Abstract
242240
Introduction: Toward achieving high resolution and sensitivity simultaneously, the Provision-PET was designed using a four-layer dual-ended readout PET detector with fast Lutetium Fine Silicate (LFS) scintillating crystals and electronics, enabling depth of interaction and time-of-flight identification capabilities. Each layer includes eight crystals (2.05×30×4.4mm), with independent readout including 4 strip SiPMs attached to opposite sides of the layer (Figure 1A). The independent readout of the layers enables identification of the Compton scattered events between layers. A number of methods have been proposed for identification of the first interaction layer (FIL), mostly based on Compton and Klein-Nishina equations. However, they are rarely applicable due to their computational demand. In this study, we evaluated the accuracy of three easily applicable methods for the Provision module using Monte Carlo simulations.
Methods: Provision PET module was simulated in GATE (Geant4 application for tomographic emission) toolkit. The front surface of the module was irradiated with 511 keV photons, uniformly with incident angles (with normal vector of detector) of 0, 10, 20, 30, and 40 degrees, until 1 million photons are detected for each.
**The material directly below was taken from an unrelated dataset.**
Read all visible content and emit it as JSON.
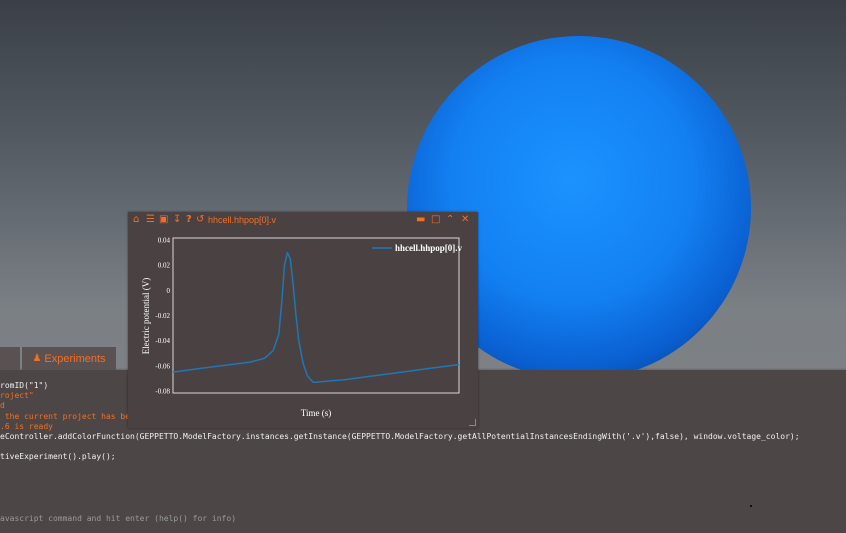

A threshold of 100 keV energy deposition in a single layer was assigned to the detector for recording an event, considering practical limitations. The energy resolution was set to 10% with 511 keV as reference, and a window of 425-600 keV was considered for analyzing events (whether the energy is deposited in a single layer or summation of deposited energies in multiple layers). For scattered event recovery, only events which activated two layers were considered to-be-recovered (TBR). TBR scattered events follow 4 scenarios including forward and backward scattering with different energy deposition between the layers (Figure 1B). Three simply applicable methods were applied to detect the FIL: 1) FLW method: selecting the front layer as the winner; 2) EW method: selecting the layer with maximum deposited energy; and 3) E-DOI method: while L1 is the front layer and L2 is the deeper one, L1 is the FIL, if (DOI1-DOI2)(E1-E2) is positive, and otherwise, FIL is L2.
Results: Prompt events detected in a single layer within the energy window [425-600] keV formed ~65% of the events. Among these, 3.5% gave the wrong location since they were initially scattered in other layers with low energy deposition (below 100 keV detection threshold of the module). Relative to prompt events, a sensitivity gain of ~14.3% can be achieved by detecting scattered events activating two layers (TBR events), and only ~0.2%, and <0.001% increase in sensitivity were observed when events with 3 and 4 activated layers were recovered. FLW, EW, and EDOI methods, respectively, identified FIL correctly with ~66.7%, ~42.3%, and 57.7% accuracy. Wrong recovered events (wrong FIL) had a DOI mean absolute error (MAE) of ~4.75, ~5.6, 3.4 mm, and Euclidean-distance MAE of ~6.2, 8.6, and 4.5 mm for FLW, EW, and EDOI methods, respectively (Table 1). Figure 1C shows the scatter plots of ΔDOI vs. ΔE for when the front layer is the FIL and when it is not. The whole analysis was repeated via assigning no energy blurring in simulation; however, the results did not differ significantly.
Conclusions: A 14.3% sensitivity gain can be achieved by detecting the scattered events which can be translated into 14% reduction in injected activity (or patient dose). FLW method showed the best accuracy in detecting FIL. EDOI method although showed lower accuracy for detecting the FIL revealed lower MAE for both DOI and Euclidean distance. By reducing the energy threshold for detecting events, not only more scattered events can be recovered but also the wrong-located prompt events can be identified and corrected. Experimental implementation of the methods is under progress.